In Carson City, Nevada, a Carson City alternative sentencing officer was charged last Friday with molesting women under his supervision, including some drug offenders. Aaron Lewis, 35, faces 22 counts, including misconduct of a public officer and coercion using physical force, both felonies, and open or gross lewdness and oppression under color of office, both gross misdemeanors. The criminal complaint alleges that at least six women were threatened with arrest if they did not submit to and keep quiet about his sexual advances. He is on paid administrative leave pending a departmental investigation and was to be formally charged and released on his own recognizance this week.

In Kinston, North Carolina, a Green County sheriff's deputy was arrested Saturday for trying to sneak marijuana and tobacco into the jail. Edwin Edwards, 29, fell afoul of a drug-sniffing dog during a routine unannounced screening. He faces several drug possession and distribution charges. He has been released on bail.

In Trenton, New Jersey, a suspended senior corrections officer pleaded guilty March 15 to charges he trafficked 22 kilograms of cocaine from Texas to New Jersey. Eugene Bracewell, 31, and five other men were indicted in October 2009. Bracewell's conspiracy began unraveling after he shot and killed an ex-convict in 2007, raising red flags for investigators. He pleaded guilty to first-degree cocaine trafficking and second-degree official misconduct.

In Atlanta, an Immigration and Customs Enforcement (ICE) agent pleaded guilty last Thursday to conspiring to launder drug money and attempting to smuggle guns onto an airplane. Agent Devon Samuels, 45, was among 14 people arrested in December after federal investigators turned up 700,000 tabs of ecstasy in nearby Chamblee. He was accused of taking bribes from what he thought were drug traffickers and using his security clearance to avoid screening checkpoints at Hartsfield-Jackson International Airport. He was also accused of smuggling cash and five firearms allegedly destined for Mexican drug cartels onto an aircraft. He's looking at up to 45 years in prison. Sentencing is set for June 2.

In Winter Haven, Florida, a former Winter Haven police officer pleaded guilty last Friday to stealing one bud of marijuana during a drug bust. Ricardo Flores, 36, pleaded guilty to possession of marijuana and will serve a year of probation, but must also give up his law enforcement credentials. Fellow officers at a marijuana grow-op bust ratted him out after they saw him take a bud from a cut-down plant and hide it in his motorcycle helmet.

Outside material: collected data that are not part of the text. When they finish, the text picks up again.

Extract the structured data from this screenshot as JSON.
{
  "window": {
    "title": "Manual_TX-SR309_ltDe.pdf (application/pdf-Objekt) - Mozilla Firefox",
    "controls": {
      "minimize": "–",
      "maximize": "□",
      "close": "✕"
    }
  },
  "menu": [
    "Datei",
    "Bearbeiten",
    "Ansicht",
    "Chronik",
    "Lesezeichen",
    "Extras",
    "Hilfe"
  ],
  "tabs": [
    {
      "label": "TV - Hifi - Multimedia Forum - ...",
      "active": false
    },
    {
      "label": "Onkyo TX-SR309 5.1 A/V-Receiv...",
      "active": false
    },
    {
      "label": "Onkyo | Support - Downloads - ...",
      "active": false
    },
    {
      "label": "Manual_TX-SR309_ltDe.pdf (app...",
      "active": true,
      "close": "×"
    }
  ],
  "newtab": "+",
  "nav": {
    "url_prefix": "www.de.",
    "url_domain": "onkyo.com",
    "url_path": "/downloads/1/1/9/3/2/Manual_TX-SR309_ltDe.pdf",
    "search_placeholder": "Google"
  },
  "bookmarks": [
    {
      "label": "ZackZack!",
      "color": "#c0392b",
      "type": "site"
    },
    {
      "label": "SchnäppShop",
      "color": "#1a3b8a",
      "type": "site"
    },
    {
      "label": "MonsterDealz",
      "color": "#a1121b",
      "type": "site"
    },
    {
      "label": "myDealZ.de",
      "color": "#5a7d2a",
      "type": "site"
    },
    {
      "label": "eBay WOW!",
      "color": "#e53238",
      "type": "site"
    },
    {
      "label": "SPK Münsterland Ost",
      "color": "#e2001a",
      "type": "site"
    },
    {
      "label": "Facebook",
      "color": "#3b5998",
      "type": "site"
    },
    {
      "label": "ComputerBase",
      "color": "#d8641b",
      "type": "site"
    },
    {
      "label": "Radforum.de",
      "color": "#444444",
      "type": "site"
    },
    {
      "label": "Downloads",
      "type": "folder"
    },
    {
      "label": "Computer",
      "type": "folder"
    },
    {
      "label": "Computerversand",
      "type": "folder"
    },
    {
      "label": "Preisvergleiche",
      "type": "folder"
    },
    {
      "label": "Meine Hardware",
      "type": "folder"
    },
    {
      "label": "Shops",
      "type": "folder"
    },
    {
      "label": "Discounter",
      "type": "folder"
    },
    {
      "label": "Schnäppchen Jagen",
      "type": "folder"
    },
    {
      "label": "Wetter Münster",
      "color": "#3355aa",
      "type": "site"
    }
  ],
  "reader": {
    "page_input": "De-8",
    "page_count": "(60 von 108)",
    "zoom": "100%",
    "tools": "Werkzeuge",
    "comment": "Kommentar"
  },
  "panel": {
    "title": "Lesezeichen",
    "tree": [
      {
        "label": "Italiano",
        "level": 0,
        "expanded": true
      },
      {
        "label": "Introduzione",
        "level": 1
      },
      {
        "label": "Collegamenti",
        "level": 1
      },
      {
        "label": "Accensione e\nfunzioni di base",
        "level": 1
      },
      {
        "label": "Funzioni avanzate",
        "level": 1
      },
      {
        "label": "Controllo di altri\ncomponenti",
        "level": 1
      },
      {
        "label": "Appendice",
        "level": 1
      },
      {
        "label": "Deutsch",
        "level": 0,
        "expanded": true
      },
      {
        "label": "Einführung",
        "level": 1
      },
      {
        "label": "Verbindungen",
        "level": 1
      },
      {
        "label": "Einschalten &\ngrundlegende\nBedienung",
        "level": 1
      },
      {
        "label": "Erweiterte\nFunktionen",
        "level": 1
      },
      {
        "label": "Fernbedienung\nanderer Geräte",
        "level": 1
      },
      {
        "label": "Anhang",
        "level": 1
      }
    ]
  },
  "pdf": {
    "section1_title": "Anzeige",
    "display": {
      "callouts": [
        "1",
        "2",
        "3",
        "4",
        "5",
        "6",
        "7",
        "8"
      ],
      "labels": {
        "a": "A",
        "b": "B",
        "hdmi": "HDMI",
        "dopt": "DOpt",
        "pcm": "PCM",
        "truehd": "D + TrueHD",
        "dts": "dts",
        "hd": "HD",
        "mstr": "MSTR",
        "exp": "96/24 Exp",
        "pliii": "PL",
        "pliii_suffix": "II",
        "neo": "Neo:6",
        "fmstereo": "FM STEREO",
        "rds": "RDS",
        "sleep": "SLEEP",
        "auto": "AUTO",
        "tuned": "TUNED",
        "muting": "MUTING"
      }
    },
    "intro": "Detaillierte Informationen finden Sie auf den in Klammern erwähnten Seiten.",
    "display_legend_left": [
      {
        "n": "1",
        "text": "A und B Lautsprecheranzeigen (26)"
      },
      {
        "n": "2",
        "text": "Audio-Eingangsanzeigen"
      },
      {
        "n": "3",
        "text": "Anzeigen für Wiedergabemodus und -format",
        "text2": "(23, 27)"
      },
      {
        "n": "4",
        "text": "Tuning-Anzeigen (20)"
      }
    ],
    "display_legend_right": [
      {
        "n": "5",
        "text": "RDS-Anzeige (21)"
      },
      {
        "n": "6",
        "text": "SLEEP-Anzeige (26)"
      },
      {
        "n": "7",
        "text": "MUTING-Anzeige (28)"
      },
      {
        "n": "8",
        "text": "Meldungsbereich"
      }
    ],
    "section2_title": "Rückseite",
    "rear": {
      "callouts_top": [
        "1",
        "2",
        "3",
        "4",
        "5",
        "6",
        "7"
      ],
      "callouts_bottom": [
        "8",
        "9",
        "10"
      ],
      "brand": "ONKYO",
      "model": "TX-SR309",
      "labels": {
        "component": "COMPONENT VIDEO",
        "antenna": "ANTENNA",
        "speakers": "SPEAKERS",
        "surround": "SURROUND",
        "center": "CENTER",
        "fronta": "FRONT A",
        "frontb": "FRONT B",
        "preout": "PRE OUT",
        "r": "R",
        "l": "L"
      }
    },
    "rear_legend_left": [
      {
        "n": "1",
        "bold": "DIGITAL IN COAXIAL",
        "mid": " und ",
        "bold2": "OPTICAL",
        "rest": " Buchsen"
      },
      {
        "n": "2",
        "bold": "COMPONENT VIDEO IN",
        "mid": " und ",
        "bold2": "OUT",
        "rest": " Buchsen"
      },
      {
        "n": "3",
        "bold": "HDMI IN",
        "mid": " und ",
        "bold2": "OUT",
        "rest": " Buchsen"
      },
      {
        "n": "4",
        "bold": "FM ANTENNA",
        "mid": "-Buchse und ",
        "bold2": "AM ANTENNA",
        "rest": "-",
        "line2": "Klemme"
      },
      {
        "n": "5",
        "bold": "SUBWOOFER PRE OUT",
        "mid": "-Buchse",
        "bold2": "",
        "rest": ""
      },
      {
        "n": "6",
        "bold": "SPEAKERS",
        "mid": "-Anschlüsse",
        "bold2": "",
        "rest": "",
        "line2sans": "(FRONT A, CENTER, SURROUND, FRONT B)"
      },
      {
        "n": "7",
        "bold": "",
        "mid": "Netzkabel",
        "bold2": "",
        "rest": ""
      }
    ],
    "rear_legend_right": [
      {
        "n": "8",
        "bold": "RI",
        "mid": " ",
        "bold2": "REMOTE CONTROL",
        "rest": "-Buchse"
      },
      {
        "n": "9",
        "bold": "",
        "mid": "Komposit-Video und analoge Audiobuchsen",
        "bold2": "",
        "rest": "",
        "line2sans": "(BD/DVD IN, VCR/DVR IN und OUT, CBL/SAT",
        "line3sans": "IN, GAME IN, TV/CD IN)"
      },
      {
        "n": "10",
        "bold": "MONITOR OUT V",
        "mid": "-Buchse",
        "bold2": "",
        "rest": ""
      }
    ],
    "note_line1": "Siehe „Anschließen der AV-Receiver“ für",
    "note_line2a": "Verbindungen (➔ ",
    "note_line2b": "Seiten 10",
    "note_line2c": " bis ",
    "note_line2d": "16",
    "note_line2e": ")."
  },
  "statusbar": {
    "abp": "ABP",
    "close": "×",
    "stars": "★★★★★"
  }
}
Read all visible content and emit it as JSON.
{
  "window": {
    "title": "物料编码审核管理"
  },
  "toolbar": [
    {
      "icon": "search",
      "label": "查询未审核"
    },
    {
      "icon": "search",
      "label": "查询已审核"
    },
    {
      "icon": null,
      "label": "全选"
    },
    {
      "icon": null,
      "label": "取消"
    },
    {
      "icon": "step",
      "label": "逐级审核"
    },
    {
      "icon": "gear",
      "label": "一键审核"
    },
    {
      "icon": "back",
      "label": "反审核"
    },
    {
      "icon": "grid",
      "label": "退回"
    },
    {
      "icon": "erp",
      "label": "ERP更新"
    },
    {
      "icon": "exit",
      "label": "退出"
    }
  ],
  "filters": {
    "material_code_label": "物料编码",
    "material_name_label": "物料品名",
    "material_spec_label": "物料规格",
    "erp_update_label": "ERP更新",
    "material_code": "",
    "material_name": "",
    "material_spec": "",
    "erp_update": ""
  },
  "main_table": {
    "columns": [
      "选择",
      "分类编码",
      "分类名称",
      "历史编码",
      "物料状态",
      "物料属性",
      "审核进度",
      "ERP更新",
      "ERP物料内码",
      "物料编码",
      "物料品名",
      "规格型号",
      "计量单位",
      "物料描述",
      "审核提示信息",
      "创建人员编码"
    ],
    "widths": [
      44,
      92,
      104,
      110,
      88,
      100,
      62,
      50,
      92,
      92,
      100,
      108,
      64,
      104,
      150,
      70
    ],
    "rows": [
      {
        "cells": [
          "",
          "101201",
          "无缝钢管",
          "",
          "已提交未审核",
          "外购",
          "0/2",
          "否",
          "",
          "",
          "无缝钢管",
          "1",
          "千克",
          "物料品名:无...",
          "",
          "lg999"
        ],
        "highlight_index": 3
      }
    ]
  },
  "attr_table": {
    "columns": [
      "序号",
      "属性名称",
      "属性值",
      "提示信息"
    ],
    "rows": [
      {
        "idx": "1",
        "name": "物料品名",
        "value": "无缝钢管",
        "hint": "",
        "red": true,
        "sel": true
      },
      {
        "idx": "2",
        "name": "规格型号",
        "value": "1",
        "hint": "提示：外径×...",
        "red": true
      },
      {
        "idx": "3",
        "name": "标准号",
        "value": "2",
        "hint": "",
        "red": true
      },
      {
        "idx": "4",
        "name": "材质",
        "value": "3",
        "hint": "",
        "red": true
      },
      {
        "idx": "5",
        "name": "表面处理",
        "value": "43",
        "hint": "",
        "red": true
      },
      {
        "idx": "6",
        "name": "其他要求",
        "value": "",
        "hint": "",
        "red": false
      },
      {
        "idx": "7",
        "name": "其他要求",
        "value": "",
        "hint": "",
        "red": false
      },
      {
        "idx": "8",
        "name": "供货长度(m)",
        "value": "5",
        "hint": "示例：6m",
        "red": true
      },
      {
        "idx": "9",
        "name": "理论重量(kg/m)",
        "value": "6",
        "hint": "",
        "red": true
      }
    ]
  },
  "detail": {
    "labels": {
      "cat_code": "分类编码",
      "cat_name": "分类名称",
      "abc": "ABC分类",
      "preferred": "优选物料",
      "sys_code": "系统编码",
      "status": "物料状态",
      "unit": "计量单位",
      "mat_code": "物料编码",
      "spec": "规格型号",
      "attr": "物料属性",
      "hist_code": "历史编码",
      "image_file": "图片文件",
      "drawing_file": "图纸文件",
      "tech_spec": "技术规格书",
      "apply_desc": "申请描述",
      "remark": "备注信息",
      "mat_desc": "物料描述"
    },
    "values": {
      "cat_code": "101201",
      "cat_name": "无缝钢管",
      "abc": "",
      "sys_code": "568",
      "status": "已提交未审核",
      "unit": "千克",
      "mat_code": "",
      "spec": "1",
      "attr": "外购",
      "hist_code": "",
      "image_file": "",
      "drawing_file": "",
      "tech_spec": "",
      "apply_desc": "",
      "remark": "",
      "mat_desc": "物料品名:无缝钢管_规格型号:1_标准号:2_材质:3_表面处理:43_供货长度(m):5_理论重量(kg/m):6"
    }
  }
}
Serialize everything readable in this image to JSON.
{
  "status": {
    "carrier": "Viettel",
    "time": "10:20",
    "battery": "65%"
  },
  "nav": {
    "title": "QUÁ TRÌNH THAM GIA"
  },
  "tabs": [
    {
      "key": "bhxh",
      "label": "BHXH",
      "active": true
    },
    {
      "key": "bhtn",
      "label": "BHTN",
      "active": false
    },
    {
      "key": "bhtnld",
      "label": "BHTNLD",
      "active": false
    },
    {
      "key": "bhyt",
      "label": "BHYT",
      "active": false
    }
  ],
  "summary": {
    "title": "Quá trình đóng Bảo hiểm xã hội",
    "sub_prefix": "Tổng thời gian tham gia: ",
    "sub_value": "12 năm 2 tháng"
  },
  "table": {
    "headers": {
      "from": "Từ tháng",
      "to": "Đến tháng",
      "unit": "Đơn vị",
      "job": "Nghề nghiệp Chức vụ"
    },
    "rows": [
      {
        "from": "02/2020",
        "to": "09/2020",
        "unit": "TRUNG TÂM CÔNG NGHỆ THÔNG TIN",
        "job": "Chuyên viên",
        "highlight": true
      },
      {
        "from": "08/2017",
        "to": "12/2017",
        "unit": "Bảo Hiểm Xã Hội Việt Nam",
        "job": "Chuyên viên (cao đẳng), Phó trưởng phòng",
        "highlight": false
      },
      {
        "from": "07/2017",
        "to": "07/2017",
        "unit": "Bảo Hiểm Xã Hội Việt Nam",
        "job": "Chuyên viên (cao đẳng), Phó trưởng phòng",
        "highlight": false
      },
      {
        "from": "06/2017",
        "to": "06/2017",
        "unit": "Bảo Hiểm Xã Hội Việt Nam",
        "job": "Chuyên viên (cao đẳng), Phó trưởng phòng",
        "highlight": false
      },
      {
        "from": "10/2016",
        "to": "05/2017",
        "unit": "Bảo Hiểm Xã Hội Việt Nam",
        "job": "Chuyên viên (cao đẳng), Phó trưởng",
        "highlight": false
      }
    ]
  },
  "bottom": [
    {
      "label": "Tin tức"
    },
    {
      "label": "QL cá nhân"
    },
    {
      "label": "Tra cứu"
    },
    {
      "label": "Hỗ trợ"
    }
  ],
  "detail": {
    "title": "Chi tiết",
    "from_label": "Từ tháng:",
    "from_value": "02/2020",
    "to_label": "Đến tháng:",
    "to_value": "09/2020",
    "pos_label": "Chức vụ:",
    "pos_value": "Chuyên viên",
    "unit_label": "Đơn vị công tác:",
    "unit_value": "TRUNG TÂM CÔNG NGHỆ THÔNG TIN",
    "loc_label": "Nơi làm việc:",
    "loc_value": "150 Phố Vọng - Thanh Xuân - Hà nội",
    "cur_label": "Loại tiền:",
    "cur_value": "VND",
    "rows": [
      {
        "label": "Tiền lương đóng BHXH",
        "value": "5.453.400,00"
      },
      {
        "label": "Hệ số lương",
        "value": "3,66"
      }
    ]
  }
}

In Dallas, the former top narc for the Mesquite Police Department pleaded guilty Tuesday to federal theft charges after being caught pocketing $2,000 in what he thought was drug money in an FBI sting. John David McAllister, 42, a 21-year veteran officer, had spent the last five years as commanding sergeant in the department's narcotics unit. He went down after FBI agents got a tip he was stealing money in drug busts. Undercover agents installed cameras in a vehicle and planted $100,000 in it, then asked McAllister to help them impound the vehicle. The camera caught McAllister stuffing the cash down his pants. He's looking at up to 10 years in prison. His sentencing date has not yet been set.

In Wilkes-Barre, Pennsylvania, a former West Pittson police officer was sentenced last Friday to three to 12 months in county jail for embezzling nearly $20,000 in DARE funds as payments for classes he never taught. Joseph Campbell, 49, was found guilty in February of five counts of theft by deception. He was supposed to have taught classes at the Wyoming Area High School, but never did. He was fired in November 2009 and arrested and charged in February 2010. He must also do 7 1/2 years of probation.

In Chicago, a former Cook County Jail guard was sentenced Tuesday to two years probation after admitting he snuck marijuana into the jail. Dwayne Jones, 25, got caught with 10 grams of weed, a cell phone and charger, earphones, and several DVDs as he arrived for work. He was originally charged with two counts of possession of contraband in a penal institution and one count of official misconduct, but eventually copped to one count of bringing cannabis into a penal institution. He was fired, too.

This Week's Corrupt Cops Stories

A federal judge gone wild now goes to jail, more gun running arrests pop up, and more of the same old run of the mill law enforcement corruption. Let's get to it:

Prohibition's filthy lucre is hard for some to resist. (Image via Wikimedia)
In Atlanta, a former federal judge was sentenced last Friday to 30 days in jail for doing drugs and partying with a prostitute. Then senior federal Judge Jack Camp was arrested in October in an undercover drug sting. Camp went down after he started partying with an exotic dancer in May and paid her for sex. Together, they also partied with pot, cocaine, and opioids, but by October, the dancer was cooperating with undercover FBI agents who set up a sting. Camp gave the dancer $160 to buy drugs and was in the car with her when she made the purchase from an undercover agent. Camp must also pay a $1,000 fine, do 400 hours of community service, and reimburse the government for the cost of prosecution.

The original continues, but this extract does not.